La France, qui compte des centaines de ressortissants dans les rangs de l’EI, souhaite effectivement, pour des raisons de sécurité intérieures, empêcher leur retour du théâtre irako-syrien.

Selon Paris Match et le quotidien américain Wall Street Journal, des membres des forces spéciales françaises ont longuement traqué les jihadistes français à Mossoul (prise à l’EI en juillet par les forces irakiennes) à l’aide de drones et d’écoutes et ont même remis aux Irakiens une liste de cibles à éliminer.

La détermination français envers l’EI n’est pas du goût de tout le monde, ainsi le Comité international de la Croix-Rouge (CICR) a reproché jeudi à « certains États » de tenir un discours « déshumanisé » à l’égard des jihadistes étrangers de Syrie et d’Irak, en souhaitant leur « anéantissement ou leur extermination ».

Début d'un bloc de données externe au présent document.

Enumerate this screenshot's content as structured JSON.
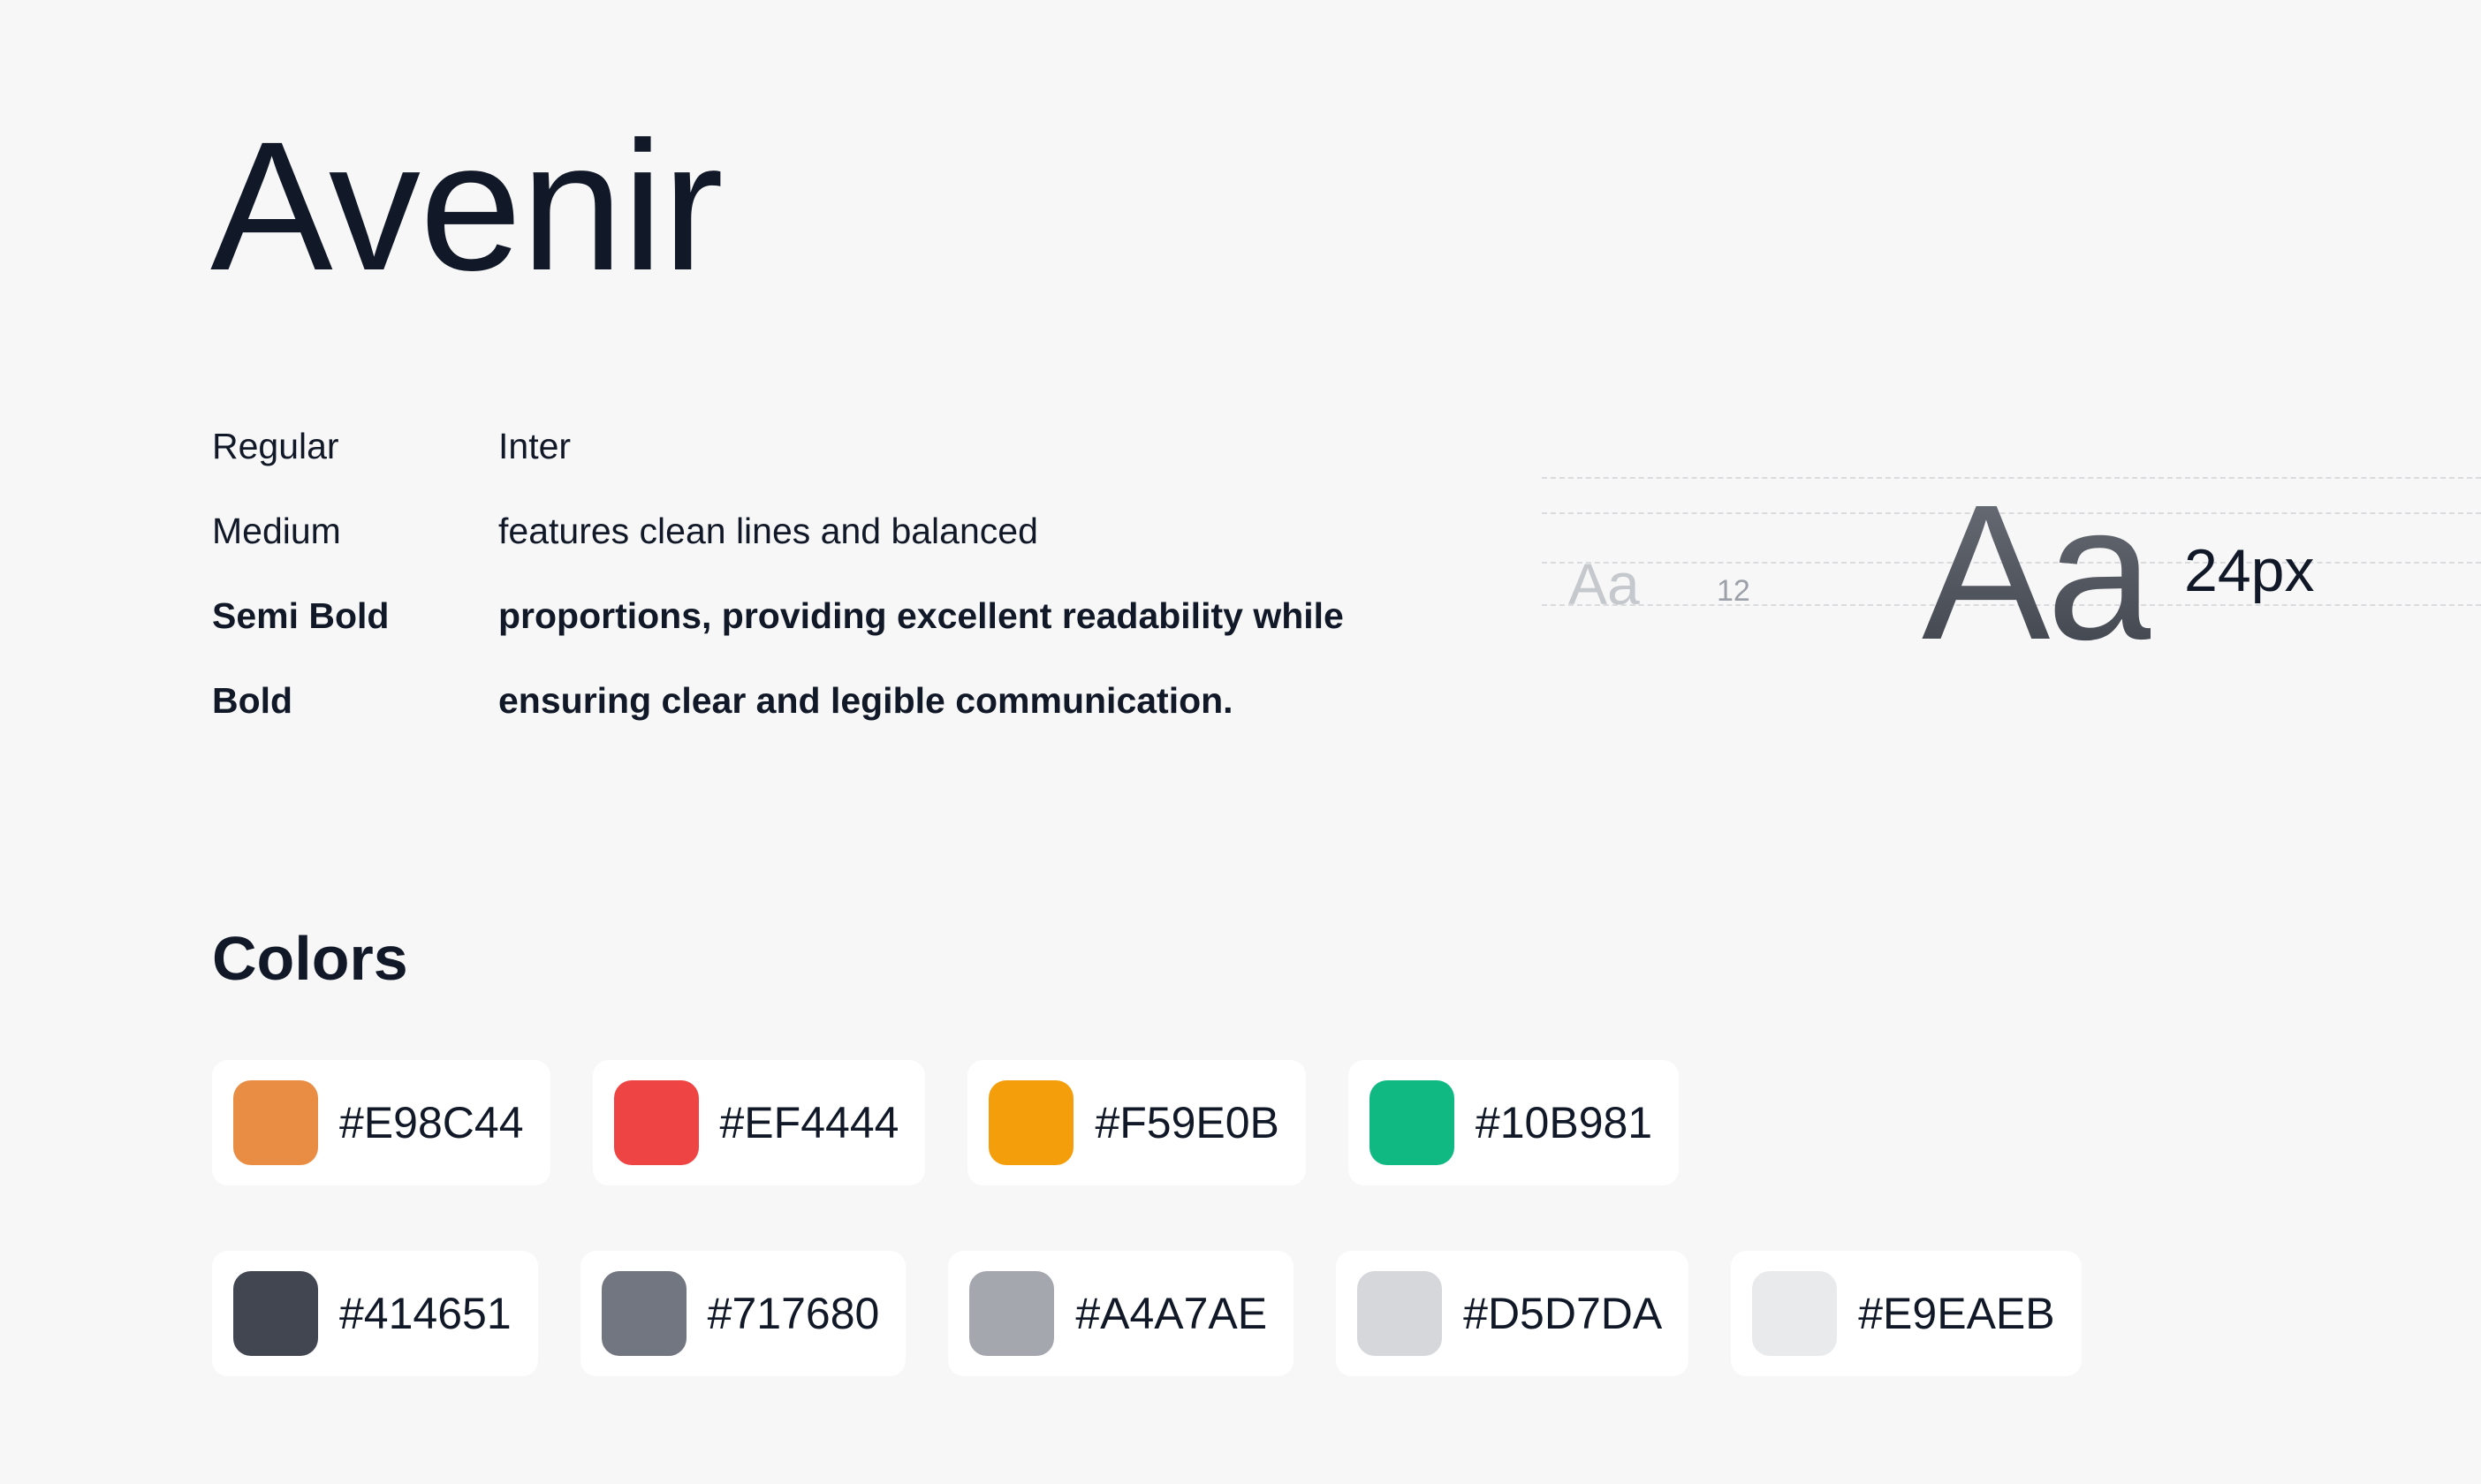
{
  "title": "Avenir",
  "weights": [
    {
      "name": "Regular",
      "sample": "Inter"
    },
    {
      "name": "Medium",
      "sample": "features clean lines and balanced"
    },
    {
      "name": "Semi Bold",
      "sample": "proportions, providing excellent readability while"
    },
    {
      "name": "Bold",
      "sample": "ensuring clear and legible communication."
    }
  ],
  "specimen": {
    "small_glyph": "Aa",
    "small_size": "12",
    "large_glyph": "Aa",
    "large_size": "24px"
  },
  "colors": {
    "heading": "Colors",
    "row1": [
      {
        "hex": "#E98C44",
        "label": "#E98C44"
      },
      {
        "hex": "#EF4444",
        "label": "#EF4444"
      },
      {
        "hex": "#F59E0B",
        "label": "#F59E0B"
      },
      {
        "hex": "#10B981",
        "label": "#10B981"
      }
    ],
    "row2": [
      {
        "hex": "#414651",
        "label": "#414651"
      },
      {
        "hex": "#717680",
        "label": "#717680"
      },
      {
        "hex": "#A4A7AE",
        "label": "#A4A7AE"
      },
      {
        "hex": "#D5D7DA",
        "label": "#D5D7DA"
      },
      {
        "hex": "#E9EAEB",
        "label": "#E9EAEB"
      }
    ]
  }
}
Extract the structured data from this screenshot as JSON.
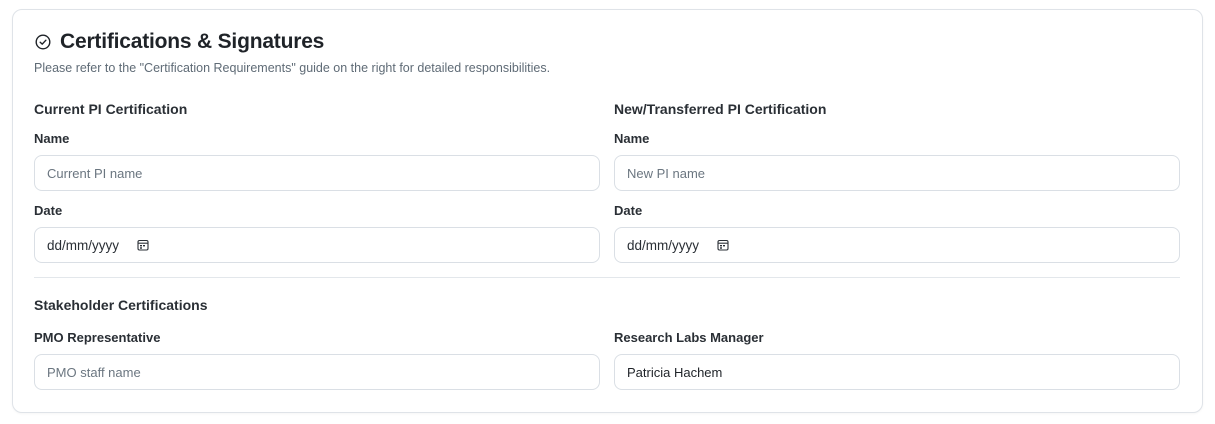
{
  "section": {
    "title": "Certifications & Signatures",
    "subtitle": "Please refer to the \"Certification Requirements\" guide on the right for detailed responsibilities.",
    "icon": "check-circle-icon"
  },
  "current_pi": {
    "heading": "Current PI Certification",
    "name_label": "Name",
    "name_placeholder": "Current PI name",
    "name_value": "",
    "date_label": "Date",
    "date_value": "dd/mm/yyyy",
    "date_icon": "calendar-icon"
  },
  "new_pi": {
    "heading": "New/Transferred PI Certification",
    "name_label": "Name",
    "name_placeholder": "New PI name",
    "name_value": "",
    "date_label": "Date",
    "date_value": "dd/mm/yyyy",
    "date_icon": "calendar-icon"
  },
  "stakeholders": {
    "heading": "Stakeholder Certifications",
    "pmo": {
      "label": "PMO Representative",
      "placeholder": "PMO staff name",
      "value": ""
    },
    "labs_manager": {
      "label": "Research Labs Manager",
      "placeholder": "",
      "value": "Patricia Hachem"
    }
  },
  "colors": {
    "border": "#dadfe5",
    "text": "#1f2328",
    "muted": "#5f6b76"
  }
}
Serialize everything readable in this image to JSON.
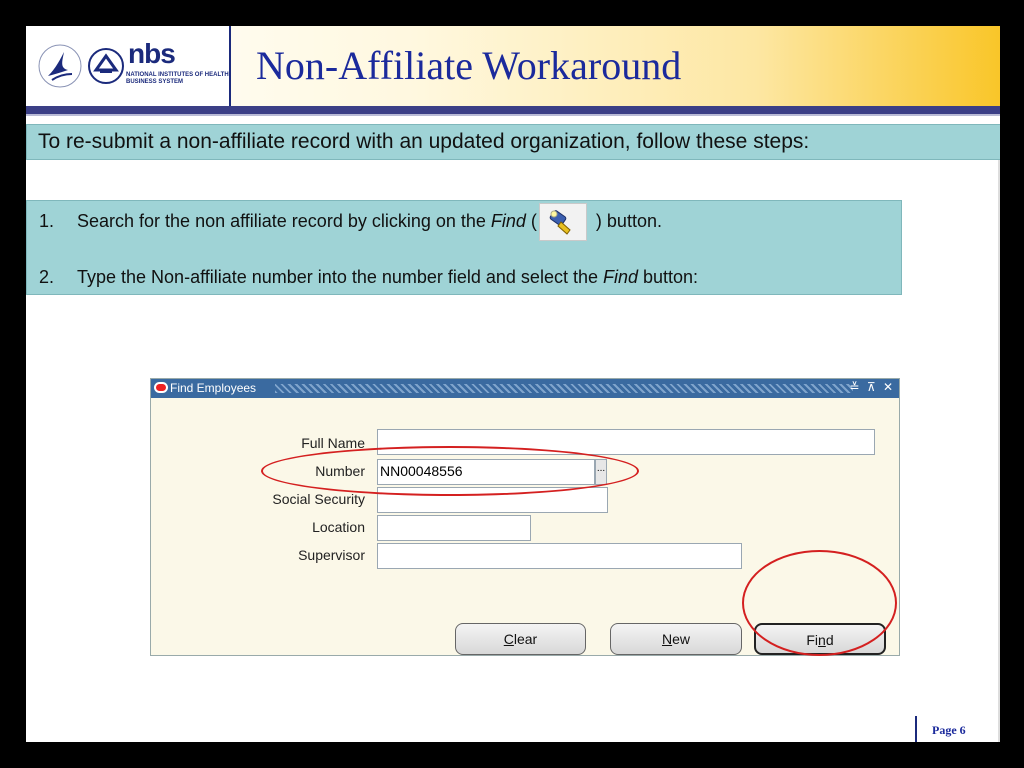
{
  "slide": {
    "title": "Non-Affiliate Workaround",
    "logo": {
      "brand": "nbs",
      "subtitle_line1": "NATIONAL INSTITUTES OF HEALTH",
      "subtitle_line2": "BUSINESS SYSTEM",
      "nih_seal_text": "NATIONAL INSTITUTES OF HEALTH",
      "icons": [
        "hhs-eagle-icon",
        "nih-seal-icon"
      ]
    },
    "intro": "To re-submit a non-affiliate record with an updated organization, follow these steps:",
    "steps": [
      {
        "num": "1.",
        "before": "Search for the non affiliate record by clicking on the ",
        "em": "Find",
        "mid": " (",
        "after": " ) button.",
        "icon": "flashlight-find-icon"
      },
      {
        "num": "2.",
        "before": "Type the Non-affiliate number into the number field and select the ",
        "em": "Find",
        "after": " button:"
      }
    ],
    "page_label": "Page 6"
  },
  "dialog": {
    "title": "Find Employees",
    "controls": "≚ ⊼ ✕",
    "fields": [
      {
        "label": "Full Name",
        "value": ""
      },
      {
        "label": "Number",
        "value": "NN00048556"
      },
      {
        "label": "Social Security",
        "value": ""
      },
      {
        "label": "Location",
        "value": ""
      },
      {
        "label": "Supervisor",
        "value": ""
      }
    ],
    "lov_button": "...",
    "buttons": {
      "clear": {
        "mnemonic": "C",
        "rest": "lear"
      },
      "new": {
        "mnemonic": "N",
        "rest": "ew"
      },
      "find": {
        "pre": "Fi",
        "mnemonic": "n",
        "rest": "d"
      }
    }
  },
  "colors": {
    "title_blue": "#1b2a9c",
    "banner_teal": "#9fd3d6",
    "highlight_red": "#d42020",
    "dialog_bg": "#fbf8e8",
    "titlebar_blue": "#3a6aa0"
  }
}
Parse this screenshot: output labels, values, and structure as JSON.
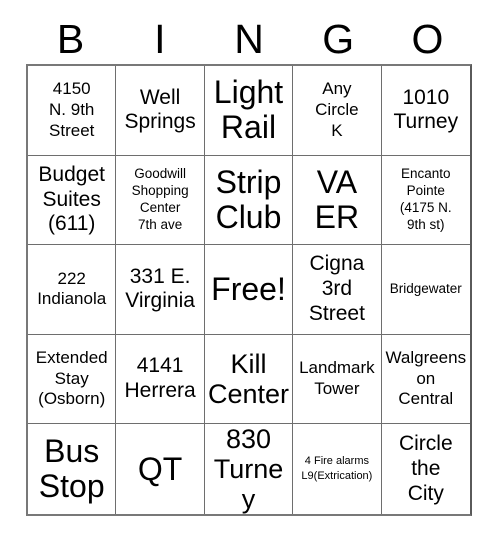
{
  "header": {
    "letters": [
      "B",
      "I",
      "N",
      "G",
      "O"
    ]
  },
  "grid": {
    "rows": 5,
    "columns": 5,
    "border_color": "#6e6e6e",
    "background_color": "#ffffff",
    "text_color": "#000000",
    "cells": [
      {
        "text": "4150\nN. 9th\nStreet",
        "size": "m",
        "free": false
      },
      {
        "text": "Well\nSprings",
        "size": "l",
        "free": false
      },
      {
        "text": "Light\nRail",
        "size": "xxl",
        "free": false
      },
      {
        "text": "Any\nCircle\nK",
        "size": "m",
        "free": false
      },
      {
        "text": "1010\nTurney",
        "size": "l",
        "free": false
      },
      {
        "text": "Budget\nSuites\n(611)",
        "size": "l",
        "free": false
      },
      {
        "text": "Goodwill\nShopping\nCenter\n7th ave",
        "size": "s",
        "free": false
      },
      {
        "text": "Strip\nClub",
        "size": "xxl",
        "free": false
      },
      {
        "text": "VA\nER",
        "size": "xxl",
        "free": false
      },
      {
        "text": "Encanto\nPointe\n(4175 N.\n9th st)",
        "size": "s",
        "free": false
      },
      {
        "text": "222\nIndianola",
        "size": "m",
        "free": false
      },
      {
        "text": "331 E.\nVirginia",
        "size": "l",
        "free": false
      },
      {
        "text": "Free!",
        "size": "xxl",
        "free": true
      },
      {
        "text": "Cigna\n3rd\nStreet",
        "size": "l",
        "free": false
      },
      {
        "text": "Bridgewater",
        "size": "s",
        "free": false
      },
      {
        "text": "Extended\nStay\n(Osborn)",
        "size": "m",
        "free": false
      },
      {
        "text": "4141\nHerrera",
        "size": "l",
        "free": false
      },
      {
        "text": "Kill\nCenter",
        "size": "xl",
        "free": false
      },
      {
        "text": "Landmark\nTower",
        "size": "m",
        "free": false
      },
      {
        "text": "Walgreens\non\nCentral",
        "size": "m",
        "free": false
      },
      {
        "text": "Bus\nStop",
        "size": "xxl",
        "free": false
      },
      {
        "text": "QT",
        "size": "xxl",
        "free": false
      },
      {
        "text": "830\nTurney",
        "size": "xl",
        "free": false
      },
      {
        "text": "4 Fire alarms\nL9(Extrication)",
        "size": "xs",
        "free": false
      },
      {
        "text": "Circle\nthe\nCity",
        "size": "l",
        "free": false
      }
    ]
  }
}
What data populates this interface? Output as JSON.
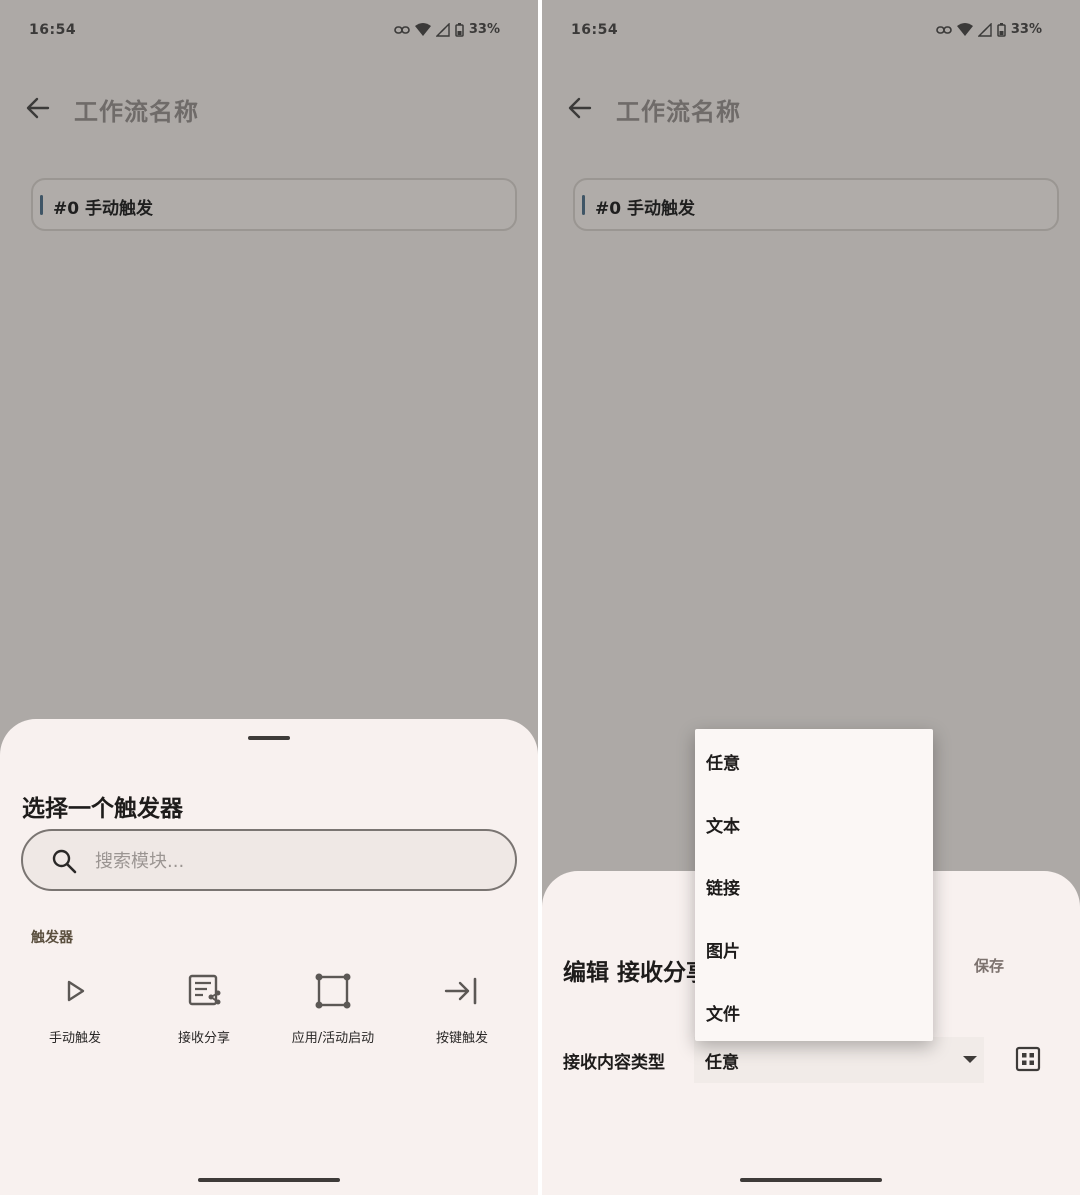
{
  "status_bar": {
    "time": "16:54",
    "battery": "33%"
  },
  "app_bar": {
    "title": "工作流名称"
  },
  "workflow": {
    "trigger_label": "#0 手动触发"
  },
  "left_sheet": {
    "title": "选择一个触发器",
    "search_placeholder": "搜索模块...",
    "section_label": "触发器",
    "triggers": [
      {
        "label": "手动触发",
        "icon": "play-icon"
      },
      {
        "label": "接收分享",
        "icon": "share-receive-icon"
      },
      {
        "label": "应用/活动启动",
        "icon": "app-frame-icon"
      },
      {
        "label": "按键触发",
        "icon": "key-trigger-icon"
      }
    ]
  },
  "right_sheet": {
    "title": "编辑 接收分享",
    "save_label": "保存",
    "field_label": "接收内容类型",
    "selected_value": "任意",
    "options": [
      "任意",
      "文本",
      "链接",
      "图片",
      "文件"
    ]
  }
}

Cela se passait quelques jours après les déclarations de Florence Parly qui appelait à « neutraliser un maximum de jihadistes ». Le Directeur régional adjoint pour le Proche et le Moyen Orient du CICR, Patrick Hamilton, a déploré devant des journalistes « un discours public, y compris de la part d’États, sur la nécessité, ou au moins le désir, d’anéantir ces ennemis qui sont encore debout ».

« Nous appelons ces différents acteurs à procéder à une désescalade de leur langage et à commencer plutôt à tenir un discours plus respectueux de l’humanité que nous tous partageons », a-t-il ajouté.

Pressé de questions, M. Hamilton s’est toutefois refusé à nommer un responsable ou un gouvernement qui aurait, selon lui, tenu de tels propos, mais l’allusion à la France semblait claire.